BENGALURU: Thai stocks moved in a tight range on Wednesday, while the baht gained modestly against the US dollar after the central bank unexpectedly left its key interest rate steady, while a record-setting rally in emerging Asia equities came to a halt.
Thailand’s benchmark stock index fell 0.1 percent after the decision but then regained ground and was last trading up 0.2 percent, while the baht appreciated to 32.400 per US dollar but settled slightly higher around 32.430.
The Bank of Thailand left its key interest rate unchanged, counter to market expectations for a quarter-point rate cut, citing the need to balance support for a fragile economic recovery with limited policy space.
“The main reason they refrained from cutting rates today appears to be concern about preserving policy space,” Capital Economics senior Asia economist Gareth Leather said.

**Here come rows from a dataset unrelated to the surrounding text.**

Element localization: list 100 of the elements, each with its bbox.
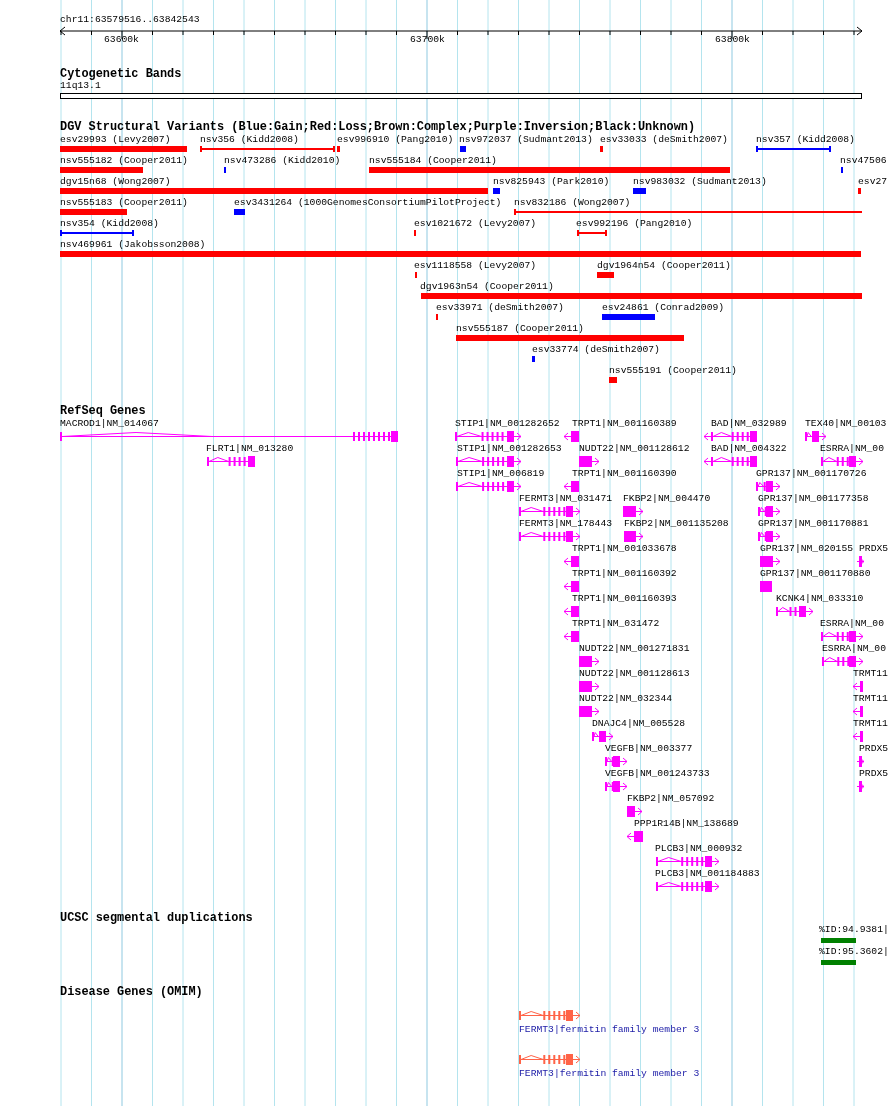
variant-label: nsv47506 [840, 155, 887, 167]
variant-span[interactable] [514, 209, 862, 215]
gene-label: VEGFB|NM_003377 [605, 743, 693, 755]
variant-label: dgv1963n54 (Cooper2011) [420, 281, 554, 293]
gene-label: BAD|NM_032989 [711, 418, 787, 430]
variant-span[interactable] [577, 230, 607, 236]
gene-model [579, 455, 599, 467]
gene-label: GPR137|NM_001177358 [758, 493, 869, 505]
variant-bar[interactable] [234, 209, 245, 215]
gene-label: FERMT3|NM_031471 [519, 493, 612, 505]
gene-model [760, 580, 772, 592]
variant-bar[interactable] [493, 188, 500, 194]
variant-label: nsv555184 (Cooper2011) [369, 155, 497, 167]
variant-bar[interactable] [460, 146, 466, 152]
gene-model [627, 805, 642, 817]
variant-label: nsv832186 (Wong2007) [514, 197, 631, 209]
tick-label: 63800k [715, 34, 750, 46]
track-title: UCSC segmental duplications [59, 912, 254, 924]
gene-model [579, 680, 599, 692]
gene-model [519, 505, 580, 517]
variant-bar[interactable] [337, 146, 340, 152]
variant-span[interactable] [756, 146, 831, 152]
variant-label: esv33033 (deSmith2007) [600, 134, 728, 146]
gene-label: TRPT1|NM_001160393 [572, 593, 677, 605]
duplication-bar[interactable] [821, 960, 856, 965]
gene-label: GPR137|NM_001170726 [756, 468, 867, 480]
gene-model [456, 455, 521, 467]
gene-label: TRMT11 [853, 693, 888, 705]
variant-span[interactable] [200, 146, 335, 152]
variant-bar[interactable] [456, 335, 684, 341]
gene-label: NUDT22|NM_001128612 [579, 443, 690, 455]
disease-gene-model [519, 1009, 580, 1021]
variant-label: nsv555187 (Cooper2011) [456, 323, 584, 335]
variant-bar[interactable] [858, 188, 861, 194]
variant-bar[interactable] [532, 356, 535, 362]
gene-label: VEGFB|NM_001243733 [605, 768, 710, 780]
gene-label: NUDT22|NM_001128613 [579, 668, 690, 680]
variant-span[interactable] [60, 230, 134, 236]
gene-label: PRDX5 [859, 768, 889, 780]
disease-gene-label[interactable]: FERMT3|fermitin family member 3 [519, 1024, 700, 1036]
gene-label: BAD|NM_004322 [711, 443, 787, 455]
gene-model [760, 555, 780, 567]
gene-label: ESRRA|NM_00 [822, 643, 886, 655]
gene-model [623, 505, 643, 517]
gene-label: GPR137|NM_001170881 [758, 518, 869, 530]
variant-bar[interactable] [60, 209, 127, 215]
variant-label: esv996910 (Pang2010) [337, 134, 454, 146]
gene-model [758, 530, 780, 542]
gene-label: NUDT22|NM_032344 [579, 693, 672, 705]
disease-gene-label[interactable]: FERMT3|fermitin family member 3 [519, 1068, 700, 1080]
variant-bar[interactable] [597, 272, 614, 278]
tick-label: 63600k [104, 34, 139, 46]
gene-model [656, 855, 719, 867]
gene-label: TRPT1|NM_031472 [572, 618, 660, 630]
gene-label: NUDT22|NM_001271831 [579, 643, 690, 655]
gene-label: STIP1|NM_001282653 [457, 443, 562, 455]
variant-label: esv24861 (Conrad2009) [602, 302, 725, 314]
gene-label: FERMT3|NM_178443 [519, 518, 612, 530]
gene-model [564, 580, 579, 592]
gene-model [859, 780, 864, 792]
track-title: RefSeq Genes [59, 405, 147, 417]
gene-model [853, 730, 860, 742]
variant-label: nsv357 (Kidd2008) [756, 134, 855, 146]
gene-label: PRDX5 [859, 543, 889, 555]
chromosome-band[interactable] [60, 93, 862, 100]
gene-model [805, 430, 826, 442]
variant-label: dgv1964n54 (Cooper2011) [597, 260, 731, 272]
gene-label: TRPT1|NM_001160389 [572, 418, 677, 430]
variant-bar[interactable] [60, 251, 861, 257]
gene-model [821, 630, 863, 642]
gene-model [859, 555, 864, 567]
band-label: 11q13.1 [60, 80, 101, 92]
variant-label: esv992196 (Pang2010) [576, 218, 693, 230]
gene-model [853, 680, 860, 692]
gene-label: TRMT11 [853, 718, 888, 730]
variant-label: esv1118558 (Levy2007) [414, 260, 537, 272]
gene-model [579, 655, 599, 667]
gene-model [579, 705, 599, 717]
duplication-bar[interactable] [821, 938, 856, 943]
gene-label: PLCB3|NM_000932 [655, 843, 743, 855]
gene-label: TRPT1|NM_001160390 [572, 468, 677, 480]
variant-bar[interactable] [633, 188, 646, 194]
variant-bar[interactable] [369, 167, 730, 173]
gene-model [704, 430, 757, 442]
variant-bar[interactable] [60, 146, 187, 152]
gene-label: ESRRA|NM_00 [820, 443, 884, 455]
variant-bar[interactable] [609, 377, 617, 383]
variant-bar[interactable] [421, 293, 862, 299]
gene-label: GPR137|NM_020155 [760, 543, 853, 555]
gene-label: PPP1R14B|NM_138689 [634, 818, 739, 830]
variant-bar[interactable] [600, 146, 603, 152]
variant-label: esv3431264 (1000GenomesConsortiumPilotProject) [234, 197, 502, 209]
variant-label: esv33774 (deSmith2007) [532, 344, 660, 356]
disease-gene-model [519, 1053, 580, 1065]
variant-bar[interactable] [602, 314, 655, 320]
gene-label: PRDX5 [859, 743, 889, 755]
gene-model [656, 880, 719, 892]
variant-bar[interactable] [60, 167, 143, 173]
variant-bar[interactable] [60, 188, 488, 194]
gene-model [756, 480, 780, 492]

“Despite today’s hold, we think further rate cuts are likely as the central bank tries to boost growth and ward off the threat of deflation. Overall, we are expecting two more 25-bp cuts this cycle, bringing the policy rate to 1.0 percent by end-2026.” In the broader market, the MSCI gauge of equities in emerging Asia fell 1.2 percent from a more than four-year peak scaled on Tuesday. A subset of ASEAN equities, dominated by Singapore, snapped a five-session rally.
Singapore’s index slipped 0.6 percent from a record high, snapping a seven-day rally, while Taiwan shares fell off a lifetime high scaled on Tuesday.
Asian equities soared to multi-year highs recently on enthusiasm for artificial intelligence and robust momentum in chip stocks, only to stall abruptly, as a prolonged US government shutdown and a dearth of economic data stoked risk aversion.